Quantification of diffuse myocardial fibrosis and its association with myocardial dysfunction in congenital heart disease

Abstract

Background: the etiology of ventricular dysfunction in adult congenital heart disease (ACHD) is not well understood. Diffuse fibrosis is a likely common final pathway and is quantifiable using MRI.

Methods and results: patients with ACHD (n=50) were studied with cardiac MRI to quantify systemic ventricular volume and function and diffuse fibrosis. The fibrosis index for a single midventricular plane of the systemic ventricle was quantified by measuring T1 values for blood pool and myocardium before and after administration of gadolinium (0.15 mmol/kg) and then adjusted for hematocrit. Results were compared to healthy volunteers (normal controls, n=14) and patients with acquired heart failure (positive controls, n=4). Patients studied (age, 37±12 years; female sex, 40%) included 11 with a systemic right ventricle (RV), 17 with tetralogy of Fallot, 10 with cyanosis, and 12 with other lesions.

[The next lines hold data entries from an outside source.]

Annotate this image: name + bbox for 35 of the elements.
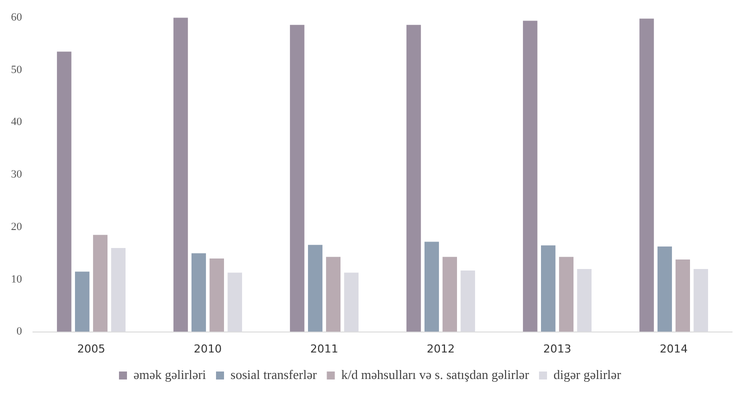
y-tick-label: 50: [11, 64, 22, 76]
x-tick-label: 2011: [310, 342, 338, 356]
x-tick-label: 2012: [426, 342, 455, 356]
bar: [75, 272, 90, 332]
x-tick-label: 2013: [543, 342, 572, 356]
bar: [522, 20, 538, 332]
bar: [173, 18, 188, 332]
y-tick-label: 10: [11, 273, 22, 286]
bar: [442, 256, 457, 332]
y-tick-label: 30: [11, 168, 22, 181]
legend-label: k/d məhsulları və s. satışdan gəlirlər: [341, 366, 530, 382]
bar: [56, 52, 72, 332]
bar: [290, 24, 304, 332]
y-tick-label: 0: [16, 326, 22, 338]
bar: [658, 246, 672, 332]
legend-label: digər gəlirlər: [554, 366, 622, 382]
bar: [326, 256, 340, 332]
bar: [210, 258, 224, 332]
bar: [639, 18, 654, 332]
x-tick-label: 2010: [194, 342, 222, 356]
bar: [559, 256, 574, 332]
bar: [93, 234, 108, 332]
bar: [406, 24, 421, 332]
bar: [541, 245, 556, 332]
x-tick-label: 2005: [77, 342, 106, 356]
bar: [308, 244, 322, 332]
x-tick-label: 2014: [660, 342, 688, 356]
y-tick-label: 20: [11, 220, 22, 233]
legend-label: əmək gəlirləri: [133, 366, 206, 382]
legend-label: sosial transferlər: [230, 366, 318, 382]
bar: [192, 253, 206, 332]
y-tick-label: 60: [11, 11, 22, 24]
bar: [676, 260, 690, 332]
y-tick-label: 40: [11, 116, 22, 128]
bar: [424, 242, 439, 332]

The fibrosis index was significantly elevated in patients with ACHD compared to normal controls (31.9±4.9% versus 24.8±2.0%; P=0.001). Values were highest in patients with a systemic RV (35.0±5.8%; P<0.001) and those who were cyanotic (33.7±5.6%; P<0.001). The fibrosis index correlated with end-diastolic volume index (r=0.60; P<0.001) and ventricular ejection fraction (r=-0.53; P<0.001) but not with age or oxygen saturation in patients who were cyanotic. Late gadolinium enhancement did not account for the differences seen.

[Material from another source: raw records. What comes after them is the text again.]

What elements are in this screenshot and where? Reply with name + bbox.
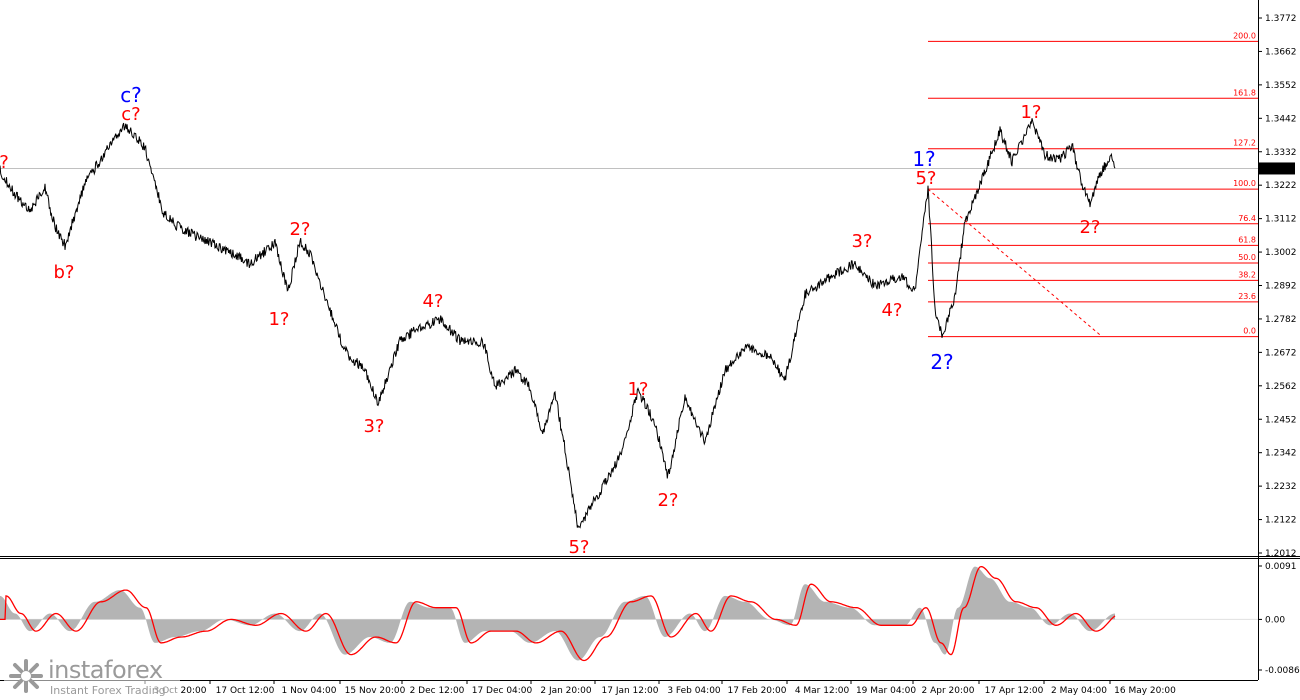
price-tick-label: 1.2782 [1265, 315, 1297, 325]
wave-label: 4? [881, 300, 902, 321]
price-tick-label: 1.2452 [1265, 415, 1297, 425]
time-tick-label: 17 Oct 12:00 [216, 686, 275, 696]
price-tick-label: 1.2122 [1265, 516, 1297, 526]
osc-tick-label: 0.00 [1265, 615, 1285, 625]
time-tick-label: 1 Nov 04:00 [282, 686, 337, 696]
wave-label: 1? [627, 379, 648, 400]
fib-level-label: 38.2 [1238, 270, 1256, 279]
fib-level-label: 50.0 [1238, 253, 1256, 262]
time-tick-label: 2 Apr 20:00 [922, 686, 975, 696]
fib-level-label: 100.0 [1233, 179, 1256, 188]
time-tick-label: 17 Apr 12:00 [985, 686, 1044, 696]
price-tick-label: 1.2672 [1265, 348, 1297, 358]
time-tick-label: 2 May 04:00 [1051, 686, 1107, 696]
wave-label: 1? [268, 309, 289, 330]
fib-level-label: 200.0 [1233, 31, 1256, 40]
wave-label: 2? [289, 219, 310, 240]
time-tick-label: 17 Feb 20:00 [727, 686, 786, 696]
wave-label: 2? [930, 350, 953, 374]
price-tick-label: 1.2892 [1265, 282, 1297, 292]
time-tick-label: 19 Mar 04:00 [856, 686, 916, 696]
price-tick-label: 1.2012 [1265, 549, 1297, 559]
wave-label: 1? [1020, 102, 1041, 123]
time-tick-label: 15 Nov 20:00 [345, 686, 406, 696]
wave-label: 2? [657, 490, 678, 511]
price-tick-label: 1.3552 [1265, 81, 1297, 91]
wave-label: c? [121, 104, 140, 125]
price-line [0, 118, 1116, 529]
price-tick-label: 1.3222 [1265, 181, 1297, 191]
osc-tick-label: -0.00862 [1265, 666, 1300, 676]
osc-tick-label: 0.0091 [1265, 562, 1297, 572]
price-tick-label: 1.3662 [1265, 47, 1297, 57]
wave-label: c? [120, 83, 142, 107]
time-tick-label: 3 Oct 20:00 [154, 686, 207, 696]
wave-label: 5? [915, 168, 936, 189]
osc-signal-line [0, 565, 1116, 662]
wave-label: 2? [1079, 217, 1100, 238]
fib-level-label: 0.0 [1243, 327, 1256, 336]
watermark: instaforex Instant Forex Trading [4, 656, 180, 697]
time-tick-label: 17 Jan 12:00 [602, 686, 659, 696]
time-tick-label: 2 Jan 20:00 [540, 686, 592, 696]
fib-level-label: 61.8 [1238, 235, 1256, 244]
time-tick-label: 17 Dec 04:00 [472, 686, 533, 696]
time-tick-label: 16 May 20:00 [1114, 686, 1176, 696]
current-price-label: 1.3277 [1262, 164, 1294, 174]
price-tick-label: 1.2562 [1265, 382, 1297, 392]
fib-level-label: 161.8 [1233, 88, 1256, 97]
wave-label: ? [0, 152, 9, 173]
price-tick-label: 1.2232 [1265, 482, 1297, 492]
osc-histogram [0, 566, 1115, 661]
wave-label: 5? [568, 537, 589, 558]
price-tick-label: 1.3332 [1265, 148, 1297, 158]
fib-level-label: 127.2 [1233, 139, 1256, 148]
time-tick-label: 4 Mar 12:00 [795, 686, 850, 696]
wave-label: 3? [851, 231, 872, 252]
wave-label: b? [54, 262, 75, 283]
instaforex-logo-icon [9, 659, 43, 693]
current-price-box [1259, 162, 1295, 175]
time-tick-label: 2 Dec 12:00 [410, 686, 465, 696]
price-tick-label: 1.2342 [1265, 449, 1297, 459]
price-tick-label: 1.3112 [1265, 215, 1297, 225]
watermark-brand: instaforex [48, 656, 163, 684]
wave-label: 4? [422, 291, 443, 312]
wave-label: 1? [912, 147, 935, 171]
price-tick-label: 1.3002 [1265, 248, 1297, 258]
time-tick-label: 3 Feb 04:00 [667, 686, 721, 696]
watermark-tagline: Instant Forex Trading [50, 684, 166, 697]
fib-trendline [927, 188, 1103, 337]
price-tick-label: 1.3442 [1265, 114, 1297, 124]
fib-level-label: 76.4 [1238, 214, 1256, 223]
fib-level-label: 23.6 [1238, 292, 1256, 301]
price-tick-label: 1.3772 [1265, 14, 1297, 24]
wave-label: 3? [363, 416, 384, 437]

Conclusions: patients with ACHD have evidence of diffuse, extracellular matrix remodeling similar to patients with acquired heart failure. The fibrosis index may facilitate studies on the mechanisms and treatment of myocardial fibrosis and heart failure in these patients.

Figure 1

A) Images from Look-Locker sequence for a patient with tetralogy of Fallot. Regions of interest for the LV myocardium and blood pool are drawn. B) The time vs. signal intensity curves for the blood pool (red) and myocardium (blue), which are fitted to determine the decay constant T₁. The inverse, R₁, for each is determined before gadolinium administration and at several time points after. C) The relationship of R₁ signals between the blood pool and the myocardium before and after gadolinium is linear. The slope of this relationship is the partition coefficient of gadolinium, and determines the fibrosis index. Examples from a patient with cyanosis (Eisenmenger syndrome, blue) and a normal control (pink) are shown. The steeper slope reflects the increase in gadolinium present due to an enlarged extracellular space.

Figure 2

Relationship between systemic ventricular volume index and the fibrosis index (r=0.60, 95% CI 0.42–0.73, p<0.001). Dotted vertical line is the upper limit of normal.

Figure 3

Relationship between systemic ventricular ejection fraction and the fibrosis index is linear. (r=-0.53, 95% CI -0.68 - -0.34, p<0.001). Dotted vertical line is the upper limit of normal.

Figure 4

Relationship between fibrosis index and the area LGE (area of positive late enhancement / total area of myocardium in the selected plane) for ACHD patients. There was no correlation, and many patients with significantly elevated fibrosis index had little/no detectable LGE. By comparison, patients with acquired heart disease had area LGE values of 16–20% (data not shown). Dotted vertical line is the upper limit of normal.